For our art project, we first drew pictures of our favorite animal.  Standard favorites: horses, birds, roosters (“cocks” in Ghana), and – probably because of the power of suggestion – fish.  Then I had them do step #1 on a two-step art project: tracing their hands on some construction paper.  About 1/3 of them brightened up and got VERY excited the second I showed them my hand against the construction paper.  Clearly they had done this before, though the rest of the class had not.  It’s so interesting to see what these kids do and do not know.  But they drew their hands – some of them with great difficulty – and I collected the papers so I could take them with me when it was time to leave.

Lunch – I can’t remember what it was, but I was starving and ate all of it.

Wli Waterfall

The Wli Waterfalls are one of the great sites to see in the area, and we were so hot that we were quite happy at the prospect of lots of cold water.  To get there, we hopped into an old van that’s actually called a “trotro” but which I named “A Deathtrap on Wheels”.  It was pretty rickety.

Ride in a trotro (aka “Deathtrap on Wheels”)

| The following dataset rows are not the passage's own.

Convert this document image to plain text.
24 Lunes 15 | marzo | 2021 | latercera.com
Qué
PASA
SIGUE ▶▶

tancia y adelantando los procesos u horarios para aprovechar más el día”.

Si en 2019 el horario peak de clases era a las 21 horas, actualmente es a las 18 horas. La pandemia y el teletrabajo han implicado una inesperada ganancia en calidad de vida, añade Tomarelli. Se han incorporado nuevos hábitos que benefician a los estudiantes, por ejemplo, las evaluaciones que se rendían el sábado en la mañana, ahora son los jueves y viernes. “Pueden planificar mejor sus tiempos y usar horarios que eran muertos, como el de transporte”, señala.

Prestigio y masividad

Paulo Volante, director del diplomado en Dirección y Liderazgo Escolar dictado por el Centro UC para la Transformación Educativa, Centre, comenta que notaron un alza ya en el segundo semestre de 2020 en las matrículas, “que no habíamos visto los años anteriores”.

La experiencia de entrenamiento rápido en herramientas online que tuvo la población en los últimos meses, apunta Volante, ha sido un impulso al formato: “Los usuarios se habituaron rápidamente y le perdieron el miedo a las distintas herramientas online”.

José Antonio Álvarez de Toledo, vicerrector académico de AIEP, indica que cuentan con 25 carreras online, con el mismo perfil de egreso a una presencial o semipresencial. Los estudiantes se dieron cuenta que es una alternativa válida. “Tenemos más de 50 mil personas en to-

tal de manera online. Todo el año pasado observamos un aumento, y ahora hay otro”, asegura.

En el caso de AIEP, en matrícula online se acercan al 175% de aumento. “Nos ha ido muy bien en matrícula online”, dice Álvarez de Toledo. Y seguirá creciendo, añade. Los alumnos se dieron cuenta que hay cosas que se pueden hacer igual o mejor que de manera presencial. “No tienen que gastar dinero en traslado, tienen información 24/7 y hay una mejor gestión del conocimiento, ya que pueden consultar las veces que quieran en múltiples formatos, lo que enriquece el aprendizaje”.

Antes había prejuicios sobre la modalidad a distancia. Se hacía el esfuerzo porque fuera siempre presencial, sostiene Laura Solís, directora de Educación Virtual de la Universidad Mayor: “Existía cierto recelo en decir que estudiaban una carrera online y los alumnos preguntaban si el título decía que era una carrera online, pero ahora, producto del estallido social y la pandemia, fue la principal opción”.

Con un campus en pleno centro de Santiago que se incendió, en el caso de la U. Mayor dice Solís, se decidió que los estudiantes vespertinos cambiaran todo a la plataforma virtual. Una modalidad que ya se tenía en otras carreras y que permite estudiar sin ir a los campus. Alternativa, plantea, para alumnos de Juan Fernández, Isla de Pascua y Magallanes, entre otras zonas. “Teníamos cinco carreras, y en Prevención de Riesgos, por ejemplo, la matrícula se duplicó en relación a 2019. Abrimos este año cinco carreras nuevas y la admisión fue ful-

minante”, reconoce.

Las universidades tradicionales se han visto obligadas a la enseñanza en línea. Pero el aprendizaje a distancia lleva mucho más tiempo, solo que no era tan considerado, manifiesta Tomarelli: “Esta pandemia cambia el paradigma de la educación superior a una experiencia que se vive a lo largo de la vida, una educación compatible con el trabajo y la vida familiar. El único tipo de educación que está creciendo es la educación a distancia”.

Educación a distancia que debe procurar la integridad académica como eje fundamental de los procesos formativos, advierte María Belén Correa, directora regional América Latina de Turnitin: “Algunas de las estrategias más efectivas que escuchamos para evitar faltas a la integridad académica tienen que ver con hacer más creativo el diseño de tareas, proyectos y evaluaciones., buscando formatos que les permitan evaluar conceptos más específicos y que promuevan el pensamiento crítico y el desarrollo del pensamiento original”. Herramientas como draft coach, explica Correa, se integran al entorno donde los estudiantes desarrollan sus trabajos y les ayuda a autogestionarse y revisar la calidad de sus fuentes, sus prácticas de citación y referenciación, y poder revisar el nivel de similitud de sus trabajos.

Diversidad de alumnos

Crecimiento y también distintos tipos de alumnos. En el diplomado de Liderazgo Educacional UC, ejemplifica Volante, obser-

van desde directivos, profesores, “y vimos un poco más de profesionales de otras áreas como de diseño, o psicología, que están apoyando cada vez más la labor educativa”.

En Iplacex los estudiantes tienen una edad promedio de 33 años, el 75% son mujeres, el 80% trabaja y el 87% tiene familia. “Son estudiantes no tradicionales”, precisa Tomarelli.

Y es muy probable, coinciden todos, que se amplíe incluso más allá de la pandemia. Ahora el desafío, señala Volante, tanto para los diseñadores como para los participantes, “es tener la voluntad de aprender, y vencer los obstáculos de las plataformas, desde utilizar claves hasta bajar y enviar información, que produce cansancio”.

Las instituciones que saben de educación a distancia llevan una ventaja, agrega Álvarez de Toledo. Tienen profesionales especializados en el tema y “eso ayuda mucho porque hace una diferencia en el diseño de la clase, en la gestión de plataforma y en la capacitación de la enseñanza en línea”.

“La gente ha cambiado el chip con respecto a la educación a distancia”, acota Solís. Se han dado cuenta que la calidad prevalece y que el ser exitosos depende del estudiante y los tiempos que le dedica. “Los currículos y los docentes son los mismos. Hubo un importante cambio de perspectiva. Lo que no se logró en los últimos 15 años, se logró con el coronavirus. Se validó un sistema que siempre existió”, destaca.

Once we got to the parking lot, we settled in to a 20 minute walk to the waterfalls.  Two teenage boys began to walk with Kitty in an attempt to give her a “tour” and theoretically get a tip at the end of the walk.  But Susan and I started to worry that leaving her alone with them wasn’t a good idea.  So we loitered back with her but also not giving the boys any leeway.  It’s not that Ghana was unsafe, but we both had reasons to be wary of strangers on paths.

Bridge to Wli
Vivian, teaching me to balance water on my head

The Wli Waterfalls were beautiful, flowing from the top of a cliff and down to a huge pool of water and complete with a pretty rainbow at the end.  I wasn’t going to go in due to prior experiences with waterfalls and leeches.  But FOMS (Fear of Missing Something) quickly set in and I trudged in.  The spray was extremely powerful – like needles pricking your eyes and skin.  Jes and I backed as far into it as we could before we’d had enough.  My skin was thoroughly exfoliated.

Wli Waterfalls
Wli Waterfall and Rainbow
Deathtrap, The Return Trip

Laundry Washing

Our CCS Program guide mentioned that there were no washer and dryers in the Home Base facilities, but that we could wash our own clothes in the yard “with a little elbow grease”.  Given the amount of sweating we’d done it’s no surprise that laundry needed to be done by a few folks.  It was a lovely afternoon so I stepped out do capture the process, and also to take pictures of Gabriel, one of the local boys.

Laundry Time
Gabriel Mugs for the Camera
Gabriel Tells the Camera What He Really Thinks of It
Laundry Aftermath
This is our couch area in the back; laundry was always hanging there
Our room, from the doorway

School Prep Night

Those of us teaching at schools were motivated to create arts and crafts projects for our students the next day, so we pulled out scissors, glue, construction paper, and other goodies and sat in the communal kitchen to cut and glue.  Jes – a special ed teacher – was well versed in teaching younger kids and full of ideas for what we could do to help teach and entertain the kids.  Jes has been to Ghana many times on her own and with her church, and has found her element here.  She keeps her own blog of her adventures too.

With the help of Susan and Kitty, we cut out my students’ hand drawings and pasted them to construction sheets of complimentary pieces of paper. This was made doubly hard because it was hot so we had the fans on full blast so of course construction paper not weighted down with ketchup, salt, and pepper flew everywhere.